Batch Transfer requires mTLS in addition to OAuth2. This endpoint is for system-to-system bulk transfers from partner banks. The higher security requirement reflects the higher risk — a single call can initiate thousands of transfers.

Transaction History supports pagination. The response includes totalRecords, page, pageSize, and navigation links. The COBOL backend program handles pagination via START and READNEXT commands on the transaction VSAM file (from Chapter 13's CICS patterns).

What to Build

Refer to code/project-checkpoint.md for the detailed implementation specifications.
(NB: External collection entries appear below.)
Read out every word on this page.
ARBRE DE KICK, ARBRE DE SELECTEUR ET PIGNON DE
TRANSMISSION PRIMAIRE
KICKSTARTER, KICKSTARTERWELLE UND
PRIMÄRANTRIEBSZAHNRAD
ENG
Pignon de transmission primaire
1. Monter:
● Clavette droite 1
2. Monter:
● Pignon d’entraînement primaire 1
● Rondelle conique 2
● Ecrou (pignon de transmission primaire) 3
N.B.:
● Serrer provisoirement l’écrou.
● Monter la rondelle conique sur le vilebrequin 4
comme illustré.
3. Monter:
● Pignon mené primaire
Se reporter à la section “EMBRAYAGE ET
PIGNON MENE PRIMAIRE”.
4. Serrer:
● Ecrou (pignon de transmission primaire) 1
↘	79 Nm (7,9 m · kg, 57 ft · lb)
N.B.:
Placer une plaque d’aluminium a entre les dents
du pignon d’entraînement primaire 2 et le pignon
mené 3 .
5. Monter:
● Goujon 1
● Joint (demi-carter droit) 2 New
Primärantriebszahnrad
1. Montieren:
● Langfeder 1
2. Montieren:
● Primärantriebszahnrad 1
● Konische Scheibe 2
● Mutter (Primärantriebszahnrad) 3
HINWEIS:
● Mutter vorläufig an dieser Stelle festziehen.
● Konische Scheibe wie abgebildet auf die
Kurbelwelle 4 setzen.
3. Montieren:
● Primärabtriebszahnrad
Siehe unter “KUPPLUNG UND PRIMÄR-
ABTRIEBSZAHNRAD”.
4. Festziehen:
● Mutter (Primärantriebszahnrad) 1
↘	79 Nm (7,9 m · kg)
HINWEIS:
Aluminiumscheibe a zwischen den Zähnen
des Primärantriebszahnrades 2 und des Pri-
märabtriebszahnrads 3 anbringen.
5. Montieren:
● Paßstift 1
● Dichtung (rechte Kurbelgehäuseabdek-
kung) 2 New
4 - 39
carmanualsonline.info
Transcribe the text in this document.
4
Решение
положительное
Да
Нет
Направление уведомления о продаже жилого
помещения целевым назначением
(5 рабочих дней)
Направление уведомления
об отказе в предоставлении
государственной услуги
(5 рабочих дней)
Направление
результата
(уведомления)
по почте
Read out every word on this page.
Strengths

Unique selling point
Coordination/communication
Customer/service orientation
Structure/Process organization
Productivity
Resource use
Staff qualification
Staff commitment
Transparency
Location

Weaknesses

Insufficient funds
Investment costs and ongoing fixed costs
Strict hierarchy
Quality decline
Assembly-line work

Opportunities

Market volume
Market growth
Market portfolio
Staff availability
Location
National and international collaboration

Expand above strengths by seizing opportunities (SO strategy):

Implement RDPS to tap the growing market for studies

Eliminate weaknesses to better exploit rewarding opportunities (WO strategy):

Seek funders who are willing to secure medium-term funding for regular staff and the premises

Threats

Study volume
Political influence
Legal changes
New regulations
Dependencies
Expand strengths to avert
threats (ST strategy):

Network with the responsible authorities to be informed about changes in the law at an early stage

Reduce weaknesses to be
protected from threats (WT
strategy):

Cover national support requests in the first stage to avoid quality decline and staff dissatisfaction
You'll produce:

  1. OpenAPI 3.0 specification for the complete banking API
  2. z/OS Connect configuration including CICS service provider connections for the HA topology
  3. API gateway configuration with rate limiting, routing, and health checks
  4. Security configuration covering OAuth2, RACF mapping, and mTLS for batch endpoints
  5. A monitoring/alerting specification for API SLA compliance

This checkpoint integrates everything from Chapters 13 (CICS), 19 (MQ), 20 (event-driven), and 21 (API layer) into a cohesive, production-ready architecture.


Chapter Summary

API-first COBOL is not about replacing mainframe technology — it's about making mainframe technology accessible to modern consumers. z/OS Connect translates between the REST/JSON world and the COBOL/COMMAREA world. An API mediation layer (Zowe API ML or API Connect) provides routing, security, rate limiting, and developer experience. OpenAPI specifications create contracts that both mainframe and cloud teams can work from.

The key insight: your COBOL programs don't change. The business logic that's been running reliably for decades stays exactly where it is. What changes is how you expose it — through well-designed, well-documented, well-managed APIs that any modern application can consume.

SecureFirst's journey from flat-file integration to API-first architecture took 18 months. Your organization's journey will be different, but the pattern is the same: start with the highest-value services, get the security right, establish governance, and iterate.

The progressive project checkpoint for this chapter puts all of these pieces together. You'll design the API layer for the banking system, including the OpenAPI specification, z/OS Connect configuration, gateway topology, security architecture, and monitoring strategy. This is the most integration-heavy checkpoint in the project — it touches everything from CICS (Chapter 13) to MQ (Chapter 19) to event-driven processing (Chapter 20).

In Chapter 22, we'll move from exposing mainframe services as APIs to consuming cloud services from COBOL — the other direction of the integration equation. The API requester pattern you glimpsed in Section 21.2 becomes the main event.